Hazardous Waste Cleanup: American Standard Incorporated in Hamilton Township, New Jersey
On this page:
- Cleanup Status
- Site Description
- Contaminants at this Facility
- Site Responsibility
In 1990, the company removed the waste piles and any remaining contaminated clay from the canal, settling basins and one of the two landfills and consolidated it the other landfill. Before doing so, the company put an approved cap on top of the landfill to protect it from the elements and installed monitoring wells at the perimeter of the landfill to detect contaminants in the unlikely event that they are released into the groundwater. A natural layer of clay under the landfill acts as a liner, preventing contaminants from moving from the landfill into underlying soils and groundwater.

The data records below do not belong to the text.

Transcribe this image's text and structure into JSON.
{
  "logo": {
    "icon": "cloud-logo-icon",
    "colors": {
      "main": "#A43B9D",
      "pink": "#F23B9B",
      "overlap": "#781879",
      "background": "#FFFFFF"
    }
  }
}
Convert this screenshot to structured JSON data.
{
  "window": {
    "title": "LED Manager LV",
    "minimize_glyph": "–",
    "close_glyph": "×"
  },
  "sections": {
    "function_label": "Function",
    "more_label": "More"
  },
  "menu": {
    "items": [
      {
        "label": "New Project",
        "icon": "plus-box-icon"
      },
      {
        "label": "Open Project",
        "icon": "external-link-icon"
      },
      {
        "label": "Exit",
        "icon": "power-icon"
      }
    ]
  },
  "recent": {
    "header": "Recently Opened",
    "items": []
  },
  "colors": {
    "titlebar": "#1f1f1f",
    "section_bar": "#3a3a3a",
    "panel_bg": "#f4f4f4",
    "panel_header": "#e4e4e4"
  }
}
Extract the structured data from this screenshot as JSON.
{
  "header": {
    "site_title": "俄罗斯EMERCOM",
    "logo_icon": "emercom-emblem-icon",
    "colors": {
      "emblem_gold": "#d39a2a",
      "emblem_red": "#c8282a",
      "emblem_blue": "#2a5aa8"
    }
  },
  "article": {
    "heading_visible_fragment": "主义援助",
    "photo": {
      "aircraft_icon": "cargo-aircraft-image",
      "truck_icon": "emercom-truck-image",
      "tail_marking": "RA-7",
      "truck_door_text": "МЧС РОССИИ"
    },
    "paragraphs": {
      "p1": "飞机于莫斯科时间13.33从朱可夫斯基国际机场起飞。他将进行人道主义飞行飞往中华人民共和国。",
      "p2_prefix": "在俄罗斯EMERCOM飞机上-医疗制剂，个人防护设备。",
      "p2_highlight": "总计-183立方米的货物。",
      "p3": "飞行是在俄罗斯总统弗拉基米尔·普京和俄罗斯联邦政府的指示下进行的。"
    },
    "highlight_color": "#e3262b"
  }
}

The landfill is now officially closed. A permit from the New Jersey Department of Environmental Protection (NJDEP) requires that the company sample the two landfill areas for groundwater contamination every year, and the canal and settling basins every five years. Some non-hazardous clays are left in the canal, the settling basins and the landfill from which the hazardous clays were removed. American Standard has filed deed restrictions on these areas to ensure that if they were sold, the buyer would not be permitted to do anything on the property that might disturb the waste.

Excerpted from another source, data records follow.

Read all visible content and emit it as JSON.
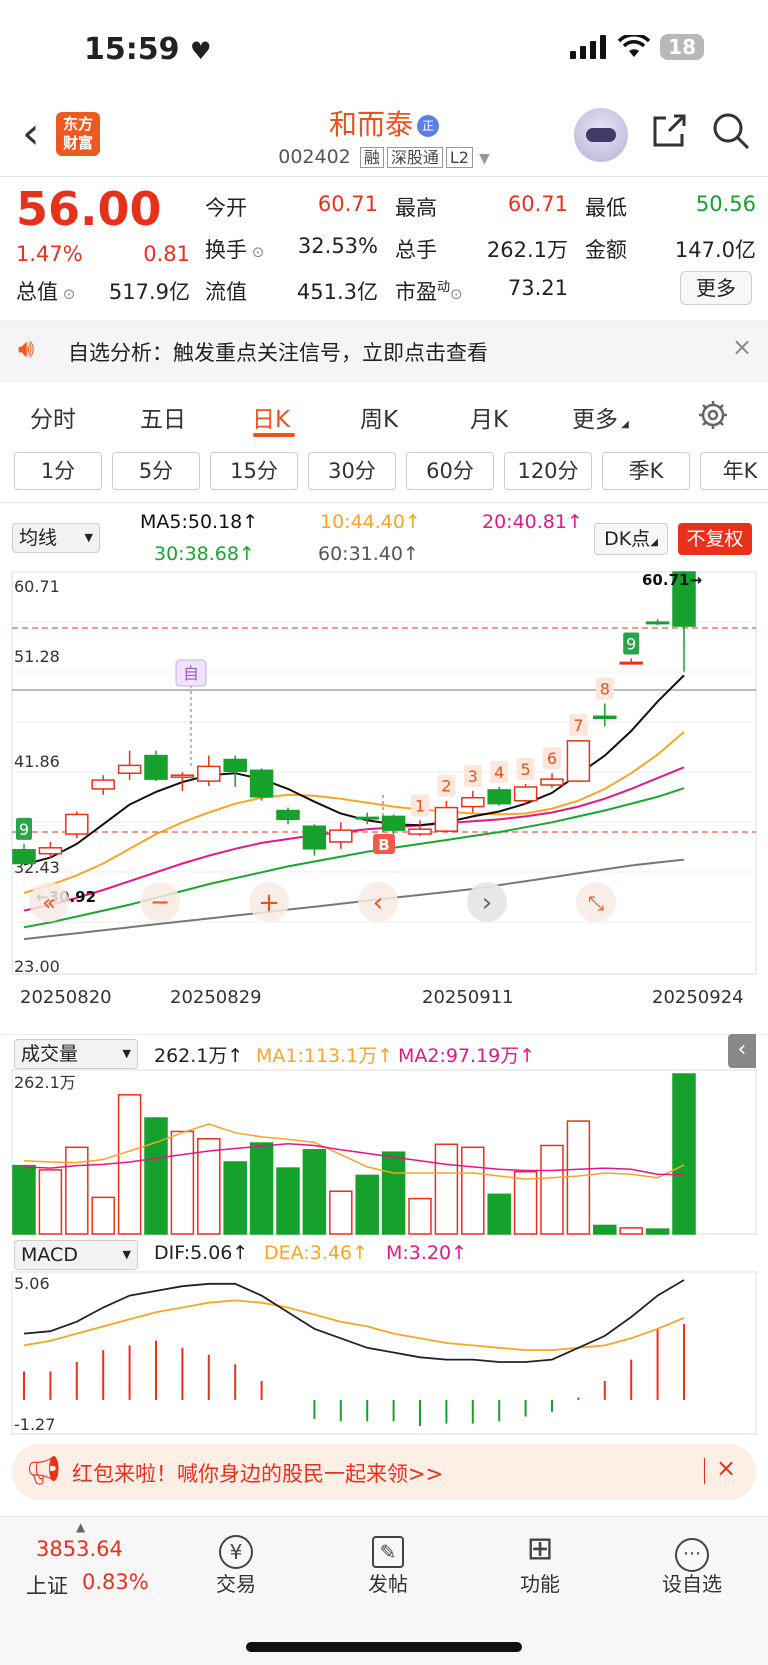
{
  "status_bar": {
    "time": "15:59",
    "heart": "♥",
    "battery": "18",
    "signal_icon": "signal-icon",
    "wifi_icon": "wifi-icon"
  },
  "header": {
    "back_icon": "‹",
    "logo_line1": "东方",
    "logo_line2": "财富",
    "stock_name": "和而泰",
    "badge": "正",
    "stock_code": "002402",
    "tags": [
      "融",
      "深股通",
      "L2"
    ]
  },
  "quote": {
    "price": "56.00",
    "change_pct": "1.47%",
    "change_amt": "0.81",
    "rows": [
      [
        {
          "label": "今开",
          "value": "60.71",
          "color": "red"
        },
        {
          "label": "最高",
          "value": "60.71",
          "color": "red"
        },
        {
          "label": "最低",
          "value": "50.56",
          "color": "green"
        }
      ],
      [
        {
          "label": "换手",
          "value": "32.53%",
          "color": "dark"
        },
        {
          "label": "总手",
          "value": "262.1万",
          "color": "dark"
        },
        {
          "label": "金额",
          "value": "147.0亿",
          "color": "dark"
        }
      ]
    ],
    "mkt_cap_label": "总值",
    "mkt_cap": "517.9亿",
    "float_label": "流值",
    "float_cap": "451.3亿",
    "pe_label": "市盈",
    "pe_sup": "动",
    "pe": "73.21",
    "more": "更多"
  },
  "notice": {
    "text": "自选分析：触发重点关注信号，立即点击查看",
    "close": "×"
  },
  "period_tabs": [
    "分时",
    "五日",
    "日K",
    "周K",
    "月K",
    "更多"
  ],
  "active_tab": "日K",
  "minute_buttons": [
    "1分",
    "5分",
    "15分",
    "30分",
    "60分",
    "120分",
    "季K",
    "年K"
  ],
  "ma_bar": {
    "select": "均线",
    "ma5": "MA5:50.18↑",
    "ma10": "10:44.40↑",
    "ma20": "20:40.81↑",
    "ma30": "30:38.68↑",
    "ma60": "60:31.40↑",
    "dk": "DK点",
    "fq": "不复权"
  },
  "kline": {
    "y_labels": [
      "60.71",
      "51.28",
      "41.86",
      "32.43",
      "23.00"
    ],
    "x_labels": [
      "20250820",
      "20250829",
      "20250911",
      "20250924"
    ],
    "high_mark": "60.71→",
    "low_mark": "←30.92",
    "signal_b": "B",
    "signal_zi": "自",
    "tags": [
      "9",
      "1",
      "2",
      "3",
      "4",
      "5",
      "6",
      "7",
      "8",
      "9"
    ],
    "nav_icons": [
      "«",
      "−",
      "+",
      "‹",
      "›",
      "⤡"
    ]
  },
  "chart_data": {
    "type": "candlestick",
    "y_range": [
      23.0,
      60.71
    ],
    "candles": [
      {
        "o": 32.4,
        "c": 31.0,
        "h": 33.0,
        "l": 30.92
      },
      {
        "o": 32.0,
        "c": 32.6,
        "h": 33.2,
        "l": 31.5
      },
      {
        "o": 34.0,
        "c": 36.0,
        "h": 36.3,
        "l": 33.6
      },
      {
        "o": 38.6,
        "c": 39.5,
        "h": 40.0,
        "l": 38.0
      },
      {
        "o": 40.2,
        "c": 41.0,
        "h": 42.5,
        "l": 39.5
      },
      {
        "o": 42.0,
        "c": 39.6,
        "h": 42.5,
        "l": 39.4
      },
      {
        "o": 39.8,
        "c": 40.0,
        "h": 40.3,
        "l": 38.4
      },
      {
        "o": 39.4,
        "c": 40.9,
        "h": 42.0,
        "l": 38.9
      },
      {
        "o": 41.6,
        "c": 40.4,
        "h": 42.0,
        "l": 38.8
      },
      {
        "o": 40.5,
        "c": 37.8,
        "h": 40.7,
        "l": 37.4
      },
      {
        "o": 36.4,
        "c": 35.5,
        "h": 36.7,
        "l": 35.0
      },
      {
        "o": 34.8,
        "c": 32.5,
        "h": 35.0,
        "l": 31.8
      },
      {
        "o": 33.2,
        "c": 34.4,
        "h": 35.2,
        "l": 32.5
      },
      {
        "o": 35.7,
        "c": 35.6,
        "h": 36.2,
        "l": 35.0
      },
      {
        "o": 35.8,
        "c": 34.4,
        "h": 36.0,
        "l": 34.0
      },
      {
        "o": 34.0,
        "c": 34.5,
        "h": 35.4,
        "l": 33.8
      },
      {
        "o": 34.3,
        "c": 36.7,
        "h": 37.4,
        "l": 34.2
      },
      {
        "o": 36.8,
        "c": 37.7,
        "h": 38.4,
        "l": 36.2
      },
      {
        "o": 38.5,
        "c": 37.1,
        "h": 38.8,
        "l": 36.9
      },
      {
        "o": 37.4,
        "c": 38.8,
        "h": 39.1,
        "l": 37.0
      },
      {
        "o": 39.0,
        "c": 39.6,
        "h": 40.2,
        "l": 38.7
      },
      {
        "o": 39.4,
        "c": 43.5,
        "h": 43.6,
        "l": 39.3
      },
      {
        "o": 46.0,
        "c": 45.8,
        "h": 47.3,
        "l": 45.0
      },
      {
        "o": 51.4,
        "c": 51.5,
        "h": 51.9,
        "l": 51.4
      },
      {
        "o": 55.6,
        "c": 55.5,
        "h": 55.9,
        "l": 55.3
      },
      {
        "o": 60.71,
        "c": 55.2,
        "h": 60.71,
        "l": 50.56
      }
    ],
    "ma5": [
      30.9,
      31.6,
      33.0,
      35.0,
      37.0,
      38.3,
      39.3,
      40.0,
      40.2,
      39.6,
      38.6,
      37.3,
      36.1,
      35.4,
      35.0,
      34.9,
      35.2,
      35.8,
      36.3,
      37.1,
      38.2,
      40.1,
      42.0,
      44.5,
      47.5,
      50.18
    ],
    "ma10": [
      28.0,
      28.8,
      29.8,
      31.0,
      32.5,
      34.0,
      35.2,
      36.2,
      37.1,
      37.7,
      38.0,
      37.9,
      37.6,
      37.2,
      36.8,
      36.5,
      36.3,
      36.1,
      36.0,
      36.1,
      36.6,
      37.4,
      38.6,
      40.2,
      42.1,
      44.4
    ],
    "ma20": [
      26.2,
      26.8,
      27.5,
      28.3,
      29.2,
      30.1,
      31.0,
      31.8,
      32.5,
      33.1,
      33.5,
      33.9,
      34.2,
      34.5,
      34.7,
      34.9,
      35.1,
      35.3,
      35.5,
      35.8,
      36.2,
      36.8,
      37.6,
      38.6,
      39.7,
      40.81
    ],
    "ma30": [
      24.5,
      25.0,
      25.6,
      26.2,
      26.8,
      27.5,
      28.2,
      28.9,
      29.5,
      30.1,
      30.7,
      31.2,
      31.7,
      32.2,
      32.6,
      33.0,
      33.4,
      33.8,
      34.2,
      34.7,
      35.2,
      35.8,
      36.4,
      37.1,
      37.8,
      38.68
    ],
    "ma60": [
      23.3,
      23.6,
      23.9,
      24.2,
      24.5,
      24.8,
      25.1,
      25.4,
      25.7,
      26.0,
      26.3,
      26.6,
      26.9,
      27.2,
      27.5,
      27.8,
      28.1,
      28.4,
      28.8,
      29.2,
      29.6,
      30.0,
      30.4,
      30.8,
      31.1,
      31.4
    ],
    "volume": {
      "max": 262.1,
      "values": [
        112,
        105,
        142,
        60,
        228,
        190,
        168,
        156,
        118,
        149,
        108,
        138,
        70,
        96,
        134,
        58,
        147,
        142,
        65,
        102,
        145,
        185,
        14,
        10,
        8,
        262.1
      ],
      "ma1": [
        120,
        118,
        117,
        122,
        136,
        150,
        166,
        180,
        166,
        159,
        155,
        150,
        130,
        110,
        100,
        100,
        100,
        100,
        95,
        90,
        92,
        95,
        100,
        98,
        92,
        113.1
      ],
      "ma2": [
        110,
        108,
        112,
        114,
        118,
        124,
        130,
        136,
        140,
        144,
        148,
        145,
        138,
        132,
        126,
        120,
        114,
        110,
        106,
        104,
        104,
        106,
        108,
        106,
        98,
        97.19
      ]
    },
    "macd": {
      "range": [
        -1.27,
        5.06
      ],
      "dif": [
        2.8,
        2.9,
        3.3,
        3.9,
        4.4,
        4.6,
        4.8,
        4.9,
        4.9,
        4.4,
        3.7,
        3.0,
        2.6,
        2.2,
        2.0,
        1.8,
        1.7,
        1.7,
        1.6,
        1.6,
        1.7,
        2.2,
        2.7,
        3.5,
        4.4,
        5.06
      ],
      "dea": [
        2.3,
        2.5,
        2.8,
        3.1,
        3.4,
        3.7,
        3.9,
        4.1,
        4.2,
        4.1,
        3.9,
        3.6,
        3.3,
        3.1,
        2.8,
        2.6,
        2.4,
        2.3,
        2.2,
        2.1,
        2.1,
        2.2,
        2.3,
        2.6,
        3.0,
        3.46
      ],
      "m": [
        1.2,
        1.2,
        1.6,
        2.1,
        2.3,
        2.5,
        2.2,
        1.9,
        1.5,
        0.8,
        0.0,
        -0.8,
        -0.9,
        -0.9,
        -0.9,
        -1.1,
        -1.0,
        -1.0,
        -0.9,
        -0.7,
        -0.5,
        0.1,
        0.8,
        1.7,
        3.0,
        3.2
      ]
    }
  },
  "volume_bar": {
    "select": "成交量",
    "total": "262.1万↑",
    "ma1": "MA1:113.1万↑",
    "ma2": "MA2:97.19万↑",
    "y_label": "262.1万"
  },
  "macd_bar": {
    "select": "MACD",
    "dif": "DIF:5.06↑",
    "dea": "DEA:3.46↑",
    "m": "M:3.20↑",
    "y_top": "5.06",
    "y_bottom": "-1.27"
  },
  "banner": {
    "text": "红包来啦！喊你身边的股民一起来领>>",
    "close": "×"
  },
  "bottom_nav": {
    "index_value": "3853.64",
    "index_name": "上证",
    "index_pct": "0.83%",
    "items": [
      {
        "label": "交易",
        "icon": "trade-icon",
        "glyph": "¥"
      },
      {
        "label": "发帖",
        "icon": "post-icon",
        "glyph": "✎"
      },
      {
        "label": "功能",
        "icon": "function-icon",
        "glyph": "⊞"
      },
      {
        "label": "设自选",
        "icon": "add-watchlist-icon",
        "glyph": "⋯"
      }
    ]
  },
  "colors": {
    "up": "#e8311a",
    "down": "#16a02c",
    "accent": "#e8531e"
  }
}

NJDEP will continue to monitor groundwater quality at the site to ensure that it is not affected by the contaminated soils.
American Standard Incorporated is located at 240 Princeton Avenue in Trenton, New Jersey. American Standard's Trenton Pottery Facility has operated at its present location since 1923. The facility manufactures ceramic plumbing fixtures using clay, plaster of paris and various glazes.

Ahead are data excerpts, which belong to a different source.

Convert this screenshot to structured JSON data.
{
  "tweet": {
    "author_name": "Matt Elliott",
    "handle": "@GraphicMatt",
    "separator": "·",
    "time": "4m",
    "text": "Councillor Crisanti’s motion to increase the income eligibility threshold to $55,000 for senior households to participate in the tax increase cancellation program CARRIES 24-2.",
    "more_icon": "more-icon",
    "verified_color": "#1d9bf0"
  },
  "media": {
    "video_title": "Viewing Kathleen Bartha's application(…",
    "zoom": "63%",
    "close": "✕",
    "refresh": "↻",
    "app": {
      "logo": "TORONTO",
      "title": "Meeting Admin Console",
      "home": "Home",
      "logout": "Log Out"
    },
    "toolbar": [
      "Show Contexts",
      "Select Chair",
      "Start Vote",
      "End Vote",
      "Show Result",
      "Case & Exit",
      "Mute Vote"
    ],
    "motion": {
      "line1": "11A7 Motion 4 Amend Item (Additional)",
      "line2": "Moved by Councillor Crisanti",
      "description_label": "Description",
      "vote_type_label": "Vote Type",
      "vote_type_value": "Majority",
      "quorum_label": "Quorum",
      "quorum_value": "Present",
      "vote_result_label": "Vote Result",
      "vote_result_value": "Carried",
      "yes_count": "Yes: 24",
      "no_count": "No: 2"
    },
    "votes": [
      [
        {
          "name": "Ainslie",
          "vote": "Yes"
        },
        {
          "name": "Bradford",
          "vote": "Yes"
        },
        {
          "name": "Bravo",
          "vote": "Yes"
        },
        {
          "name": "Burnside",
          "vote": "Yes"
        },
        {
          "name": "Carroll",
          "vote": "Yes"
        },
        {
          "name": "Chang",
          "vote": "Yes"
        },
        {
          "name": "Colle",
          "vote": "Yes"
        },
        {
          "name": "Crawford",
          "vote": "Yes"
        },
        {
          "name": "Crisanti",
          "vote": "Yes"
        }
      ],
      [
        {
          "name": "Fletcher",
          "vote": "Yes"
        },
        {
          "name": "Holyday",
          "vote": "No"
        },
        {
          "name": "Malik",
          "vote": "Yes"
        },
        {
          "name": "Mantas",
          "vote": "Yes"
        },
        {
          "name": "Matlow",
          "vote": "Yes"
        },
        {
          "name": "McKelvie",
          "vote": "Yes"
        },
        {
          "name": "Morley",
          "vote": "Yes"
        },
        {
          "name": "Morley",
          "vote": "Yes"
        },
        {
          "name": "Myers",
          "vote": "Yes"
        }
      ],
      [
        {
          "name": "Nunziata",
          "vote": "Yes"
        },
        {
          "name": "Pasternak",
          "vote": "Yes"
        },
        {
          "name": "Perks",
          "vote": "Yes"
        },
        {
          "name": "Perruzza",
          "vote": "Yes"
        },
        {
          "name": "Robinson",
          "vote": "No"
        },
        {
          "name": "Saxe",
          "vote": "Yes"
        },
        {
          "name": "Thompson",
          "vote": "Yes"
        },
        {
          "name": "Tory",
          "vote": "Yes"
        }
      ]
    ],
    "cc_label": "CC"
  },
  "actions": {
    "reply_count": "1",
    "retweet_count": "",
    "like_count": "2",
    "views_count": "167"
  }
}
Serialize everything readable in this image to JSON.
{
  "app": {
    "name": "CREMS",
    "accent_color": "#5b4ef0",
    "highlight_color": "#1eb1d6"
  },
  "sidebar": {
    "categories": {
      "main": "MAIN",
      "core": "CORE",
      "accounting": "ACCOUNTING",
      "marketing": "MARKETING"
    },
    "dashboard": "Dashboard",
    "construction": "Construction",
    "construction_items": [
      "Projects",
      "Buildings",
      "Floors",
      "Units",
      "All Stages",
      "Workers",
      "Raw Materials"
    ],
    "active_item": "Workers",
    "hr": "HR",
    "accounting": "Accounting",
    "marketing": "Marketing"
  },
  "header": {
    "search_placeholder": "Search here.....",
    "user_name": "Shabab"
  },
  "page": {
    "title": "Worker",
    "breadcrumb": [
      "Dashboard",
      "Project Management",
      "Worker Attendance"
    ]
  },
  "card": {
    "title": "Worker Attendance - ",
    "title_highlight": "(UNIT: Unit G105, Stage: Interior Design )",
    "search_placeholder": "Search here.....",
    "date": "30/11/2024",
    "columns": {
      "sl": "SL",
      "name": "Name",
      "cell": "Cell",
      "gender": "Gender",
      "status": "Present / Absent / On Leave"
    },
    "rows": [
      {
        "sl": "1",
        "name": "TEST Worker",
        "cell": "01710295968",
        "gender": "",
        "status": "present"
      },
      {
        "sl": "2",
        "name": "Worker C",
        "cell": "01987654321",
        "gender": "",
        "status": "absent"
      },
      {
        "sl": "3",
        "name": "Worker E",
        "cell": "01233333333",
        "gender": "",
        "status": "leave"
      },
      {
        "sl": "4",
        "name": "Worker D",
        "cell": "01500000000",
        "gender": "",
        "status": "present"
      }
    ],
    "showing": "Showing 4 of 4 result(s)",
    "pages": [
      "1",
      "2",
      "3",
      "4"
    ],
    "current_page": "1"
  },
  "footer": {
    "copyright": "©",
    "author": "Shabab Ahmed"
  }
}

Contaminants at this Facility
From 1933 to 1970, American Standard discharged wastewater contaminated with barium and trace amounts of other metals into a nearby canal leading to Bear Swamp. In 1970 the company stopped discharging into the canal, and instead began to discharge the wastewater into a series of settling basins - man-made pond-like structures in which materials heavier than water settle to the bottom.
Periodically, American Standard dredged the barium-contaminated clay from the bottom of the canal and the settling basins and left it on the ground nearby until it dried. The clay was then either left in piles or disposed-off in two unlined landfills at the American Standard facility. The clays of the canal and settling basins were the only areas of contamination resulting from past wastewater discharges; the groundwater below the facility has not been contaminated.
Site Responsibility at this Facility
Resource Conservation and Recovery Act (RCRA) Corrective Action activities at this facility have been conducted under the direction of EPA Region 2.